On one hand it could mean automation that is using some sort of rudimentary AI to make decisions around its interactions with the application in a somewhat Model Based manner. This is a seductive definition to latch onto as a techie but at the same time is misleading. The AI is not really AI is the traditional manner but just pre-programmed set of responses to inputs; there is no learning or built-in curiosity.
Recall that the only reason why we are doing automation at all is to increase our ability to discover new information for our stake holders. Traditional automation is really good at informing that our old understandings and models remain valid but not so good at actually discovering new things. Manual exploratory testing however is really good at getting new information. The blending of the two approaches would then seem a good idea. And it is. Automation Assisted Exploratory Testing is a much better term and strikes at the heart of what Exploratory Automation is trying to get at.
Imagine it is your task to test an application which requires a large amount of setup that needs to happen prior to any testing activity. Things like 'create a user', 'apply and receive a mortgage', 'make three payments and miss a fourth' for instance might be typical in a lending application. This could take 5 - 10 minutes to fill out the necessary screens, correct any type-o's, etc. Do this ten times and you have lost the better part of an hour to an activity that is off-charter. By automating those setup activities though, the setup could be bottlenecked only by the speed of the application itself. And depending on how filled your day is with meetings and other typical distractions this ends up being a significant loss.
Automation Assisted Exploratory Testing is actually one of the places where record-and-playback tools like Selenium IDE shine as the scripts do not need to be overly robust and are not expected to run without someone nearby to babysit them. Using the same example, you could have a suite of 7 scripts (create a user, apply for mortgage, approve mortgage, make a payment (x3), miss a payment) that does all the prep work for you.
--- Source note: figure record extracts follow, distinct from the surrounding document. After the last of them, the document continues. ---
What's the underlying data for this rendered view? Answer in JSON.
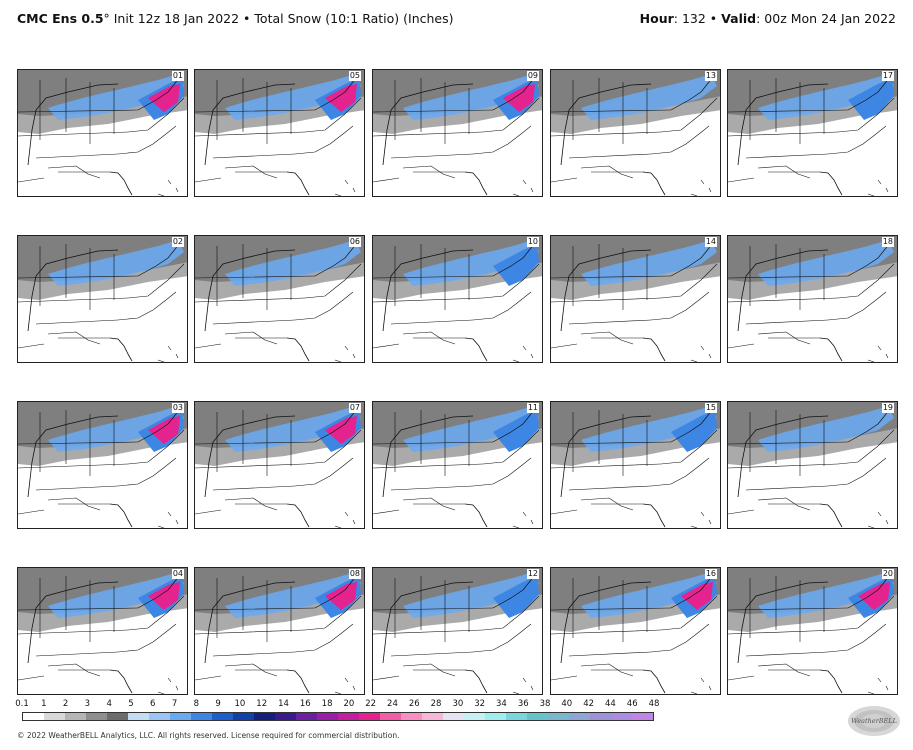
{
  "header": {
    "model": "CMC Ens 0.5",
    "degree": "°",
    "init": " Init 12z 18 Jan 2022",
    "bullet": " • ",
    "product": "Total Snow (10:1 Ratio) (Inches)",
    "hour_label": "Hour",
    "hour_value": ": 132",
    "valid_label": "Valid",
    "valid_value": ": 00z Mon 24 Jan 2022"
  },
  "members": [
    [
      "01",
      "05",
      "09",
      "13",
      "17"
    ],
    [
      "02",
      "06",
      "10",
      "14",
      "18"
    ],
    [
      "03",
      "07",
      "11",
      "15",
      "19"
    ],
    [
      "04",
      "08",
      "12",
      "16",
      "20"
    ]
  ],
  "legend": {
    "ticks": [
      "0.1",
      "1",
      "2",
      "3",
      "4",
      "5",
      "6",
      "7",
      "8",
      "9",
      "10",
      "12",
      "14",
      "16",
      "18",
      "20",
      "22",
      "24",
      "26",
      "28",
      "30",
      "32",
      "34",
      "36",
      "38",
      "40",
      "42",
      "44",
      "46",
      "48"
    ],
    "colors": [
      "#ffffff",
      "#d9d9d9",
      "#b5b5b5",
      "#8e8e8e",
      "#6c6c6c",
      "#c5dcf5",
      "#9cc5f5",
      "#6aa8f0",
      "#3d86e3",
      "#1d60cc",
      "#123fa8",
      "#15207e",
      "#3a1a8c",
      "#6b1fa2",
      "#9a1fa8",
      "#c41e9f",
      "#e4238f",
      "#f45ca6",
      "#f78fc1",
      "#f7b6d6",
      "#e3e3f2",
      "#c6f1f3",
      "#a1ecee",
      "#7ad6dd",
      "#65c3c9",
      "#7bb6d0",
      "#8fa5d4",
      "#9b93d6",
      "#ac8ce0",
      "#c086e6"
    ]
  },
  "copyright": "© 2022 WeatherBELL Analytics, LLC. All rights reserved. License required for commercial distribution.",
  "logo_text": "WeatherBELL"
}
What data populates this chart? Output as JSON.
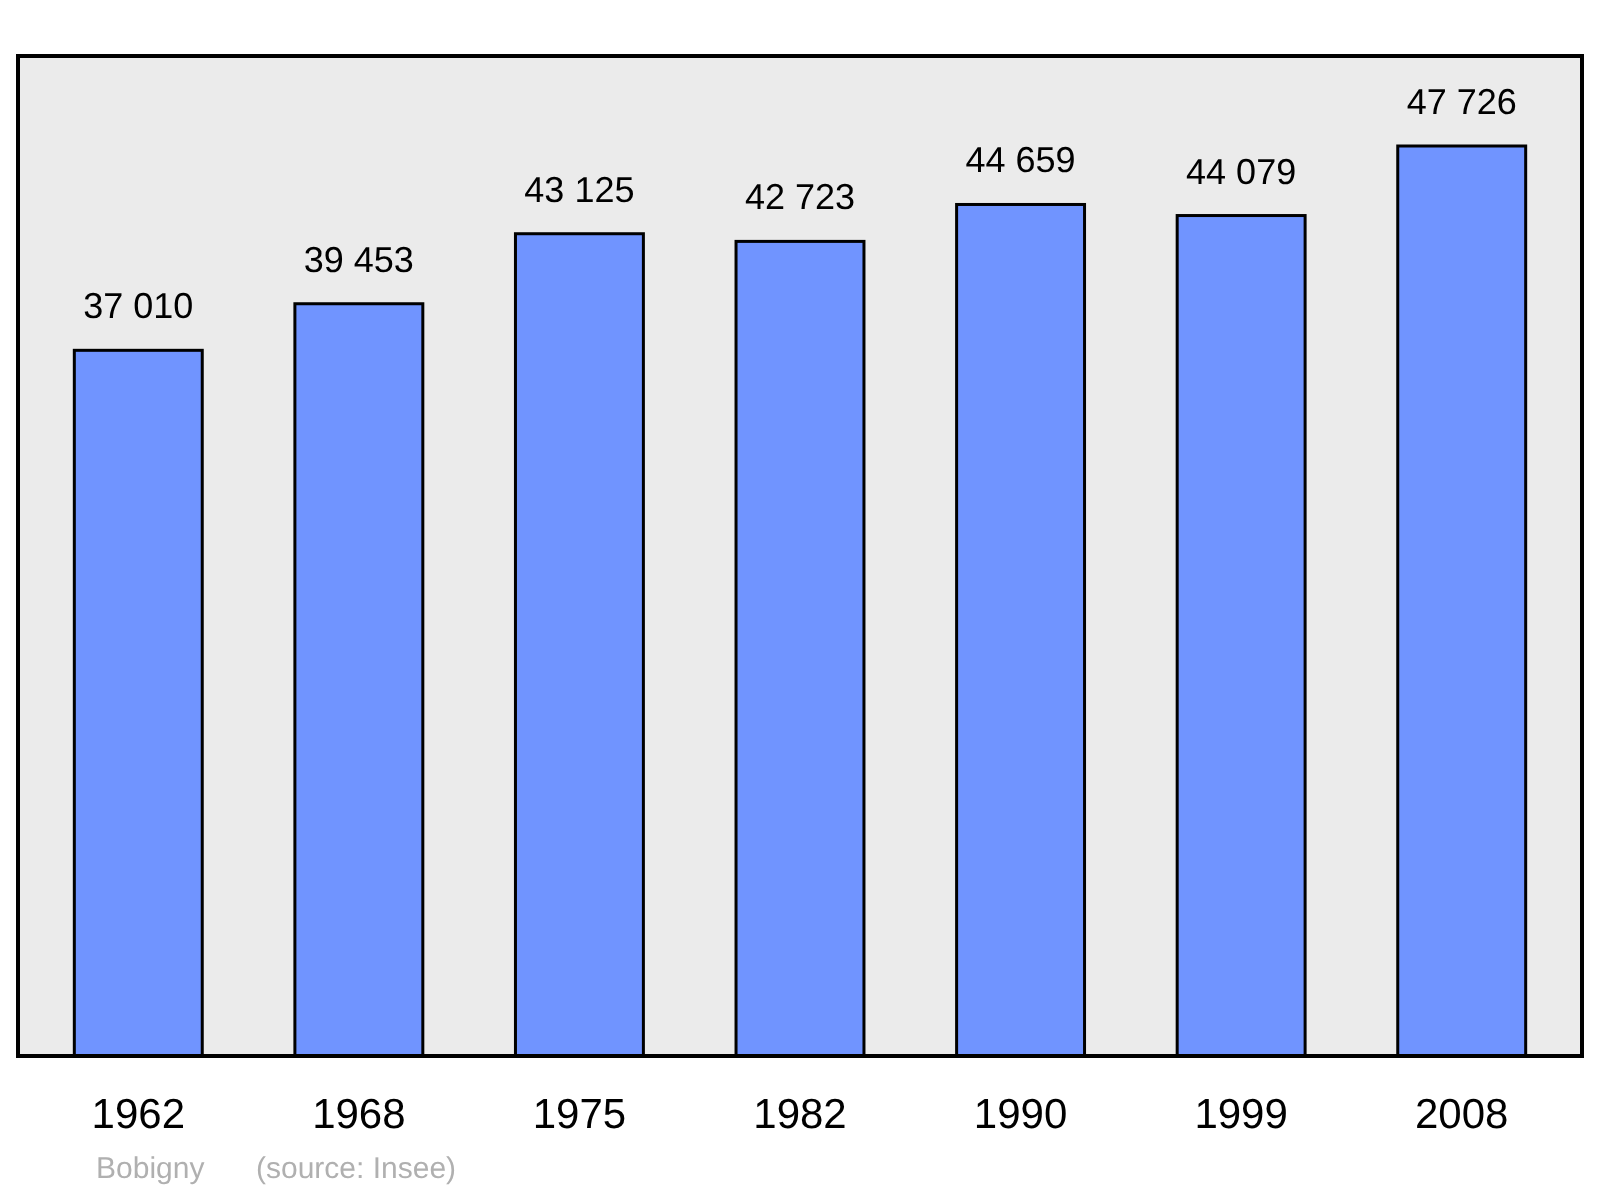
{
  "chart_data": {
    "type": "bar",
    "categories": [
      "1962",
      "1968",
      "1975",
      "1982",
      "1990",
      "1999",
      "2008"
    ],
    "values": [
      37010,
      39453,
      43125,
      42723,
      44659,
      44079,
      47726
    ],
    "value_labels": [
      "37 010",
      "39 453",
      "43 125",
      "42 723",
      "44 659",
      "44 079",
      "47 726"
    ],
    "color": "#7094ff",
    "annotations": [
      "Bobigny",
      "(source: Insee)"
    ]
  }
}
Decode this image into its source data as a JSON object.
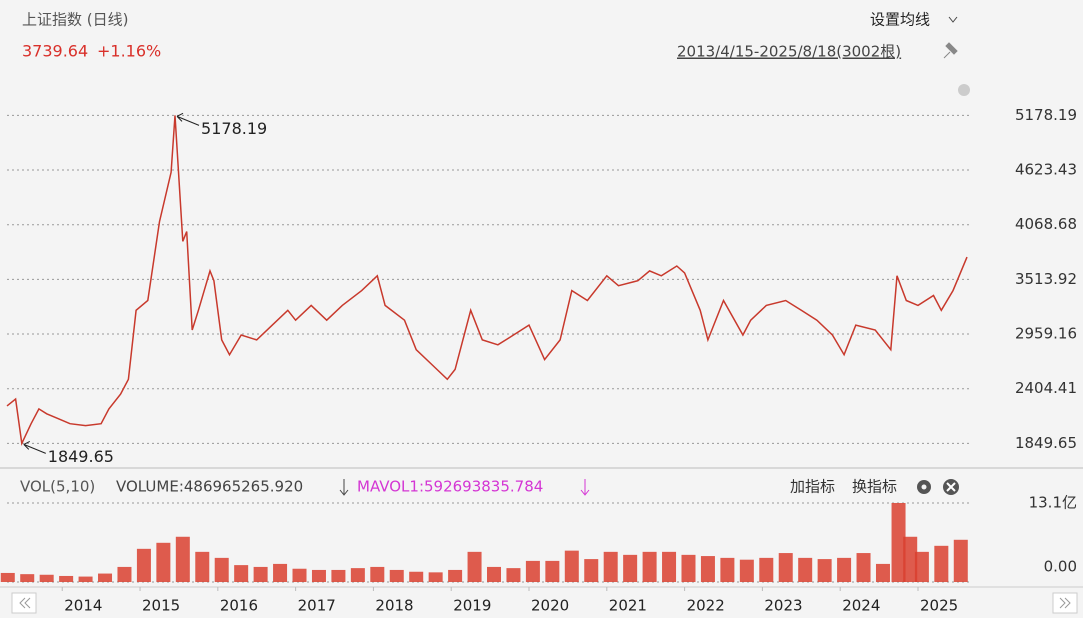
{
  "header": {
    "title": "上证指数 (日线)",
    "price": "3739.64",
    "change": "+1.16%",
    "ma_button": "设置均线",
    "range": "2013/4/15-2025/8/18(3002根)"
  },
  "indicator": {
    "name": "VOL(5,10)",
    "volume": "VOLUME:486965265.920",
    "mavol": "MAVOL1:592693835.784",
    "add": "加指标",
    "switch": "换指标"
  },
  "chart_data": [
    {
      "type": "line",
      "color": "#c8392c",
      "grid": true,
      "xlim": [
        2013.29,
        2025.63
      ],
      "xticks": [
        2014,
        2015,
        2016,
        2017,
        2018,
        2019,
        2020,
        2021,
        2022,
        2023,
        2024,
        2025
      ],
      "ylim": [
        1600,
        5750
      ],
      "yticks": [
        1849.65,
        2404.41,
        2959.16,
        3513.92,
        4068.68,
        4623.43,
        5178.19
      ],
      "x": [
        2013.29,
        2013.4,
        2013.48,
        2013.6,
        2013.7,
        2013.8,
        2013.95,
        2014.1,
        2014.3,
        2014.5,
        2014.6,
        2014.75,
        2014.85,
        2014.95,
        2015.1,
        2015.25,
        2015.4,
        2015.45,
        2015.55,
        2015.6,
        2015.67,
        2015.75,
        2015.9,
        2015.95,
        2016.05,
        2016.15,
        2016.3,
        2016.5,
        2016.7,
        2016.9,
        2017.0,
        2017.2,
        2017.4,
        2017.6,
        2017.85,
        2018.05,
        2018.15,
        2018.4,
        2018.55,
        2018.75,
        2018.95,
        2019.05,
        2019.25,
        2019.4,
        2019.6,
        2019.8,
        2020.0,
        2020.2,
        2020.4,
        2020.55,
        2020.75,
        2021.0,
        2021.15,
        2021.4,
        2021.55,
        2021.7,
        2021.9,
        2022.0,
        2022.2,
        2022.3,
        2022.5,
        2022.75,
        2022.85,
        2023.05,
        2023.3,
        2023.5,
        2023.7,
        2023.9,
        2024.05,
        2024.2,
        2024.45,
        2024.65,
        2024.73,
        2024.85,
        2025.0,
        2025.2,
        2025.3,
        2025.45,
        2025.63
      ],
      "values": [
        2230,
        2300,
        1849.65,
        2050,
        2200,
        2150,
        2100,
        2050,
        2030,
        2050,
        2200,
        2350,
        2500,
        3200,
        3300,
        4100,
        4600,
        5178.19,
        3900,
        4000,
        3000,
        3200,
        3600,
        3500,
        2900,
        2750,
        2950,
        2900,
        3050,
        3200,
        3100,
        3250,
        3100,
        3250,
        3400,
        3550,
        3250,
        3100,
        2800,
        2650,
        2500,
        2600,
        3200,
        2900,
        2850,
        2950,
        3050,
        2700,
        2900,
        3400,
        3300,
        3550,
        3450,
        3500,
        3600,
        3550,
        3650,
        3580,
        3200,
        2900,
        3300,
        2950,
        3100,
        3250,
        3300,
        3200,
        3100,
        2950,
        2750,
        3050,
        3000,
        2800,
        3550,
        3300,
        3250,
        3350,
        3200,
        3400,
        3739.64
      ],
      "annotations": [
        {
          "x": 2015.45,
          "y": 5178.19,
          "label": "5178.19"
        },
        {
          "x": 2013.48,
          "y": 1849.65,
          "label": "1849.65"
        }
      ]
    },
    {
      "type": "bar",
      "color": "#d9402f",
      "ylim": [
        0,
        13.1
      ],
      "yticks": [
        {
          "value": 13.1,
          "label": "13.1亿"
        },
        {
          "value": 0,
          "label": "0.00"
        }
      ],
      "x": [
        2013.3,
        2013.55,
        2013.8,
        2014.05,
        2014.3,
        2014.55,
        2014.8,
        2015.05,
        2015.3,
        2015.55,
        2015.8,
        2016.05,
        2016.3,
        2016.55,
        2016.8,
        2017.05,
        2017.3,
        2017.55,
        2017.8,
        2018.05,
        2018.3,
        2018.55,
        2018.8,
        2019.05,
        2019.3,
        2019.55,
        2019.8,
        2020.05,
        2020.3,
        2020.55,
        2020.8,
        2021.05,
        2021.3,
        2021.55,
        2021.8,
        2022.05,
        2022.3,
        2022.55,
        2022.8,
        2023.05,
        2023.3,
        2023.55,
        2023.8,
        2024.05,
        2024.3,
        2024.55,
        2024.75,
        2024.9,
        2025.05,
        2025.3,
        2025.55
      ],
      "values": [
        1.5,
        1.3,
        1.2,
        1.0,
        0.9,
        1.4,
        2.5,
        5.5,
        6.5,
        7.5,
        5.0,
        4.0,
        2.8,
        2.5,
        3.0,
        2.2,
        2.0,
        2.0,
        2.3,
        2.5,
        2.0,
        1.7,
        1.6,
        2.0,
        5.0,
        2.5,
        2.3,
        3.5,
        3.5,
        5.2,
        3.8,
        5.0,
        4.5,
        5.0,
        5.0,
        4.5,
        4.3,
        4.0,
        3.7,
        4.0,
        4.8,
        4.0,
        3.8,
        4.0,
        4.8,
        3.0,
        13.1,
        7.5,
        5.0,
        6.0,
        7.0
      ]
    }
  ]
}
Notice how there is not a single script that does all the setup. Instead there is a series of independent, sharable scripts that can be linked in interesting ways to achieve some purpose. And of course, they are checked into and managed through your version control system. If they are not, there ends up being an even larger expenditure of time when everyone needs to 'fix' their personal scripts due to a change in the application.
Taken to an even further extreme, even the use of a spreadsheet application like Excel to keep track of, collate and visualize information during testing could be considered Automation Assisted Exploratory Testing[1]. Which means we, as a craft, have been doing automation in this manner for almost as long, if not longer than in what most people would consider 'automation'. And yet, I don't think I have ever seen 'How to effectively use Excel' on a testing conference schedule.